The first day-night match was played between Australia and New Zealand at Adelaide in late November 2015. Since then, a further 15 have been played, with Australia hosting and winning eight. The Australian authorities are keen on the format because long, warm nights by the coast are suited for attracting spectators to an evening of cricket.
At the outset, there was an issue with what type of ball was most suitable. The white ball, used in limited-over cricket of 20 and 50 overs duration, would deteriorate too much before a new one was due after 80 overs, whilst it would be difficult to pick it out against white clothing. The visibility of the traditional red ball was not good enough under lights. The search for a ball color, which would provide acceptable levels of visibility and durability, involved experiments with orange and yellow before pink was decided upon.
Even so, there were reservations, especially from Indian players and authorities. These focused on the visibility of the ball under lights against bowlers of extreme pace, the extra layer of lacquer which may enable the ball to swing in the air more than a red ball and, in certain locations, evening dew might make the gripping of the ball more difficult, especially for spinners.
There have been aberrations in performance in several of the matches. India, for example, were bowled out for 36 by Australia. Noticeably, none of the men’s day-night Tests have ended in a draw and the conditions are more of a challenge to batters.
Thus, there were high hopes for England in Adelaide. Australia’s captain and quickest bowler was missing, courtesy of COVID-19, another quick bowler was missing through injury, two of the quick bowlers who were playing were nursing side strains and another, with only two Tests to his name, was returning after three years of shoulder rehabilitation. On the English side, both experienced seam bowlers, omitted for the first Test, were picked for conditions deemed to be favorable to them.
In the event, Australia’s batting lineup proved more than up to the task. This was not the case for England’s fragile lineup. Root is one of the finest of his generation but even he cannot paper over all of the cracks. There are signs that the pressure is beginning to tell on him. The third Test begins at Melbourne on Dec. 26 and, unless England’s batsmen can improve, the prospect of a 5-0 series defeat that seemed improbable three weeks ago looms large.

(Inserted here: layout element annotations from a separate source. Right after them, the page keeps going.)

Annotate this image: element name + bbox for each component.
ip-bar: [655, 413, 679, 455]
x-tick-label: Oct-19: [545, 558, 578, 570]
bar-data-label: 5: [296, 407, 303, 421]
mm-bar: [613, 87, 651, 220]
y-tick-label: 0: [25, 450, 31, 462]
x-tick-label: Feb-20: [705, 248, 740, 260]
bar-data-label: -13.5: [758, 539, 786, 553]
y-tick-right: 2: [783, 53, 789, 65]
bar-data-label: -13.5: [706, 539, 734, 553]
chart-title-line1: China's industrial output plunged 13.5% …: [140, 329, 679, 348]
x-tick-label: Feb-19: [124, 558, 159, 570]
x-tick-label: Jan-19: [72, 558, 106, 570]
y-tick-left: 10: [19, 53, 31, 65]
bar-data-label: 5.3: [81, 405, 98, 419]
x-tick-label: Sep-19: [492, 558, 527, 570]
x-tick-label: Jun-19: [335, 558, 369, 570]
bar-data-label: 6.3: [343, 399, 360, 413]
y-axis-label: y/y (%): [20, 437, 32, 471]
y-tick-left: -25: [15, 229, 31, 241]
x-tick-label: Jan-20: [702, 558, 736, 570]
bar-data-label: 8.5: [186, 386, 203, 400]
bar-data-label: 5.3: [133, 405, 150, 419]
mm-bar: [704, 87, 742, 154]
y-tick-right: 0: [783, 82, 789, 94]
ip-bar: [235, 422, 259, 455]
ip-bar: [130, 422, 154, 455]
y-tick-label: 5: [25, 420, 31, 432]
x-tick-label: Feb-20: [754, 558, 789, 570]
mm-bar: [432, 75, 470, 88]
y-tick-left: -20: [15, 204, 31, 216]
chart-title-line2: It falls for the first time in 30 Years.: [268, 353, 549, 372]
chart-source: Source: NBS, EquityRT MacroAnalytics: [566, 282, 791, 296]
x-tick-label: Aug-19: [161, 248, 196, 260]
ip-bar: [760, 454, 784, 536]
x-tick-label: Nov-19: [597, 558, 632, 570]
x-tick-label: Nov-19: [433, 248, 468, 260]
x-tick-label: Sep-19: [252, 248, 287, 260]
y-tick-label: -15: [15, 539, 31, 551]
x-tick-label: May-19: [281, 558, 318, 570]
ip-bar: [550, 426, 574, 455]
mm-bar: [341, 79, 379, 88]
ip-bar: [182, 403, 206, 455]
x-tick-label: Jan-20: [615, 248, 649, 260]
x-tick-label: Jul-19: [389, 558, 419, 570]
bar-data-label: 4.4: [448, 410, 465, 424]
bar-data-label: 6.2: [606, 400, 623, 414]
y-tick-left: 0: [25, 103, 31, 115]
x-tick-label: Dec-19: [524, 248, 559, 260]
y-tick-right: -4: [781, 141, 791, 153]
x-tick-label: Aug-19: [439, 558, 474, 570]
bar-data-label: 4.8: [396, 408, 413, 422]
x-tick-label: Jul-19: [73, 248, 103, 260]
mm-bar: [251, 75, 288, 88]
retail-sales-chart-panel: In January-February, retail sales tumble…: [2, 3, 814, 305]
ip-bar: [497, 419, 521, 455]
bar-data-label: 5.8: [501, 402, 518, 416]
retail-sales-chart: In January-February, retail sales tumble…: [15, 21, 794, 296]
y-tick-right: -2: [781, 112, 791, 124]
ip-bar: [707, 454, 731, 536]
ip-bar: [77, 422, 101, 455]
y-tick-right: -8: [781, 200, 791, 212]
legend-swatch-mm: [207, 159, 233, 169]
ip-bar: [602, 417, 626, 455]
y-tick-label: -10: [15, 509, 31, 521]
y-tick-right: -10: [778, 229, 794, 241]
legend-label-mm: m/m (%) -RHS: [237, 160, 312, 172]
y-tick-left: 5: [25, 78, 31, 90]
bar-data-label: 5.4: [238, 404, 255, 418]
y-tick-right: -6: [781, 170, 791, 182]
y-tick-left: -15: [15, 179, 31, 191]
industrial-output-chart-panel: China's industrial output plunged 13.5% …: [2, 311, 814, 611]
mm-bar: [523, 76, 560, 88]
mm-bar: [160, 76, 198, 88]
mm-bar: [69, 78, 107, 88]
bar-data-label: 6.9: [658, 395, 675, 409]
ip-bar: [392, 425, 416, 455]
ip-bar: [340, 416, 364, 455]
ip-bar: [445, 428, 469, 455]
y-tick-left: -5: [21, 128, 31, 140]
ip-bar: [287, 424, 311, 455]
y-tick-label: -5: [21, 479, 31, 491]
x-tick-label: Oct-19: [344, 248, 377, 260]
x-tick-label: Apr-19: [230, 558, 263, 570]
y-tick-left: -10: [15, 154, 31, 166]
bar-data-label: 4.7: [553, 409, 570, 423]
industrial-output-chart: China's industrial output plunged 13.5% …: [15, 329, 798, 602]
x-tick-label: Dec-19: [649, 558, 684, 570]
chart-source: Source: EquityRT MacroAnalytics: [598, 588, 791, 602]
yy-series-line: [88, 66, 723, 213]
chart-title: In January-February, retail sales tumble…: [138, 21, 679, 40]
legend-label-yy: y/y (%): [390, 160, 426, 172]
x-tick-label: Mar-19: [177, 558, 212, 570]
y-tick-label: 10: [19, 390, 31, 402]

Until 2000, only one Ashes series, in 1920-21, had ended 5-0. This was to Australia on home soil. In the last 21 years in Australia, the home team has won two series 5-0 and one 4-0, with England’s only series triumph in 2010-11. This time, Australia has turned itself around from having a captaincy crisis, a dearth of Test-match cricket, and doubts over the form of its core batting, to being in almost total control of the series. The crisis has been transferred to England. Its captain may be asking, why me?